CLEAR LAKE, Calif. -- A wall of flames is moving across Northern California as crews fight for control of a wildfire that's now considered historic in size.

The Rocky Fire has burned 54,000 acres, destroyed at least 24 residences and 26 outbuildings, and threatens 6,300 more homes. The massive fire is still only 5 percent contained. Nearly 2,000 firefighters are working tirelessly to contain the massive blaze.

PHOTOS: Smoke from Lower Lake area wildfire seen for miles

The wildfire that started Wednesday is now burning across three counties -- Lake County, Colusa County, and Yuba County.

On Sunday night firefighters were concerned as the wall of flames started moving northwest and across a ridge.

Due to the fire's approach in the western direction, Caltrans says it will close Highway 53 through Lower Lake at about 6:30 p.m.

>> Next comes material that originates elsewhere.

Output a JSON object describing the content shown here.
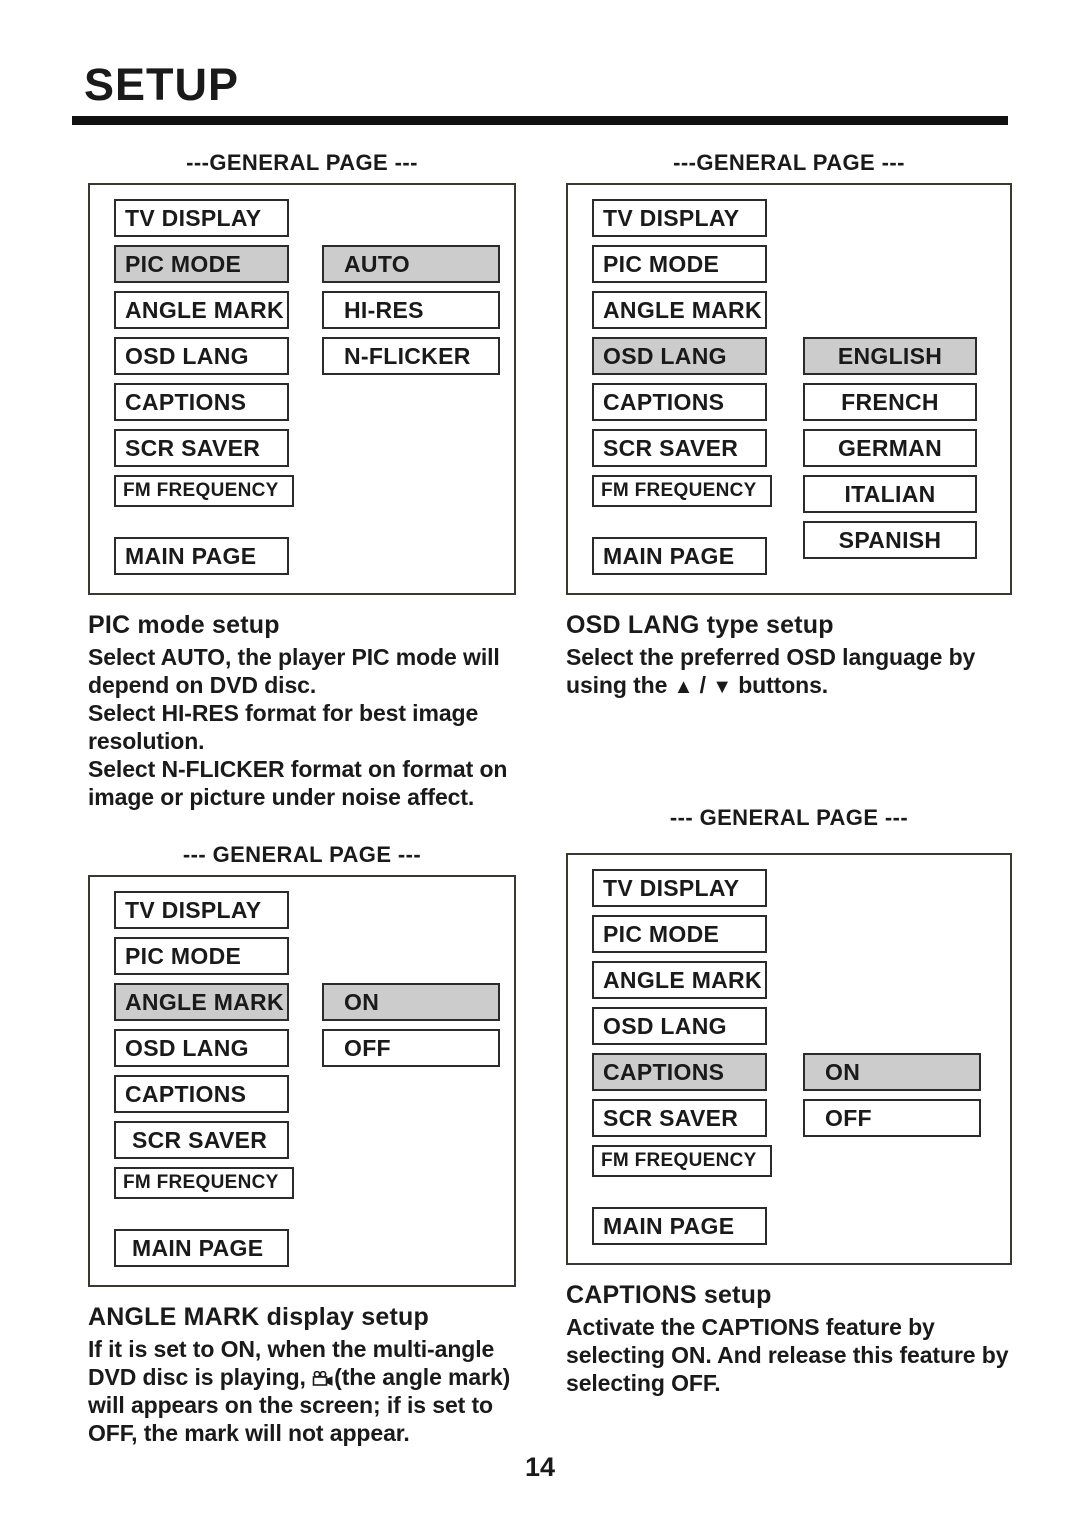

Sunday as a precaution.

The Rocky Fire continues to grow with a vengeance and shows no signs of stopping. As the fire burns north, there's a huge assault in the air and on the ground to stop it.

The battle lines for the fire have been drawn on Highway 20. Crews don't want the blaze to jump the road. Crews are out keeping an eye on the hillside on the north in case embers set it on fire.

Backfires are being set to head off the heart of the blaze.

"There's so much energy and heat from the main body from the fire," said Steve Kaufmann with Cal Fire. "And we don't' want that energy and heat right at the roadside."

Camper Dave Andrade and his friends from Concord panicked when they found themselves in the path of the fire."

"At 8 p.m. we saw flames about two ridges over from where we were, so we decided to get out," he said.

But in the mad rush to get out, their RV flipped over the side of steep road and now they're stuck.

Hundreds of nervous residents came to a meeting at Lower Lake High School on Sunday to get updated about the fire. More than 12,000 residents remain out of their homes and so far, there's no word as to when they can return.

Other residents like Linda Fielding are worried she could be the next group to pack up and go.

"Nervous as could be," she said. "We're just, you know, we're getting tired of this."

Lower Lake resident Malorie Krul-Grant added, "I haven't slept for two days. And now I'm concerned about Spring Valley because my nephew lives out there. And it just breaks my heart that so many people have lost their homes."

Several dozen homes have been reduced to ashes. Firefighters are doing all they can to prevent more from being lost. Mandatory evacuations have been ordered for dozens of residents and several highways were closed.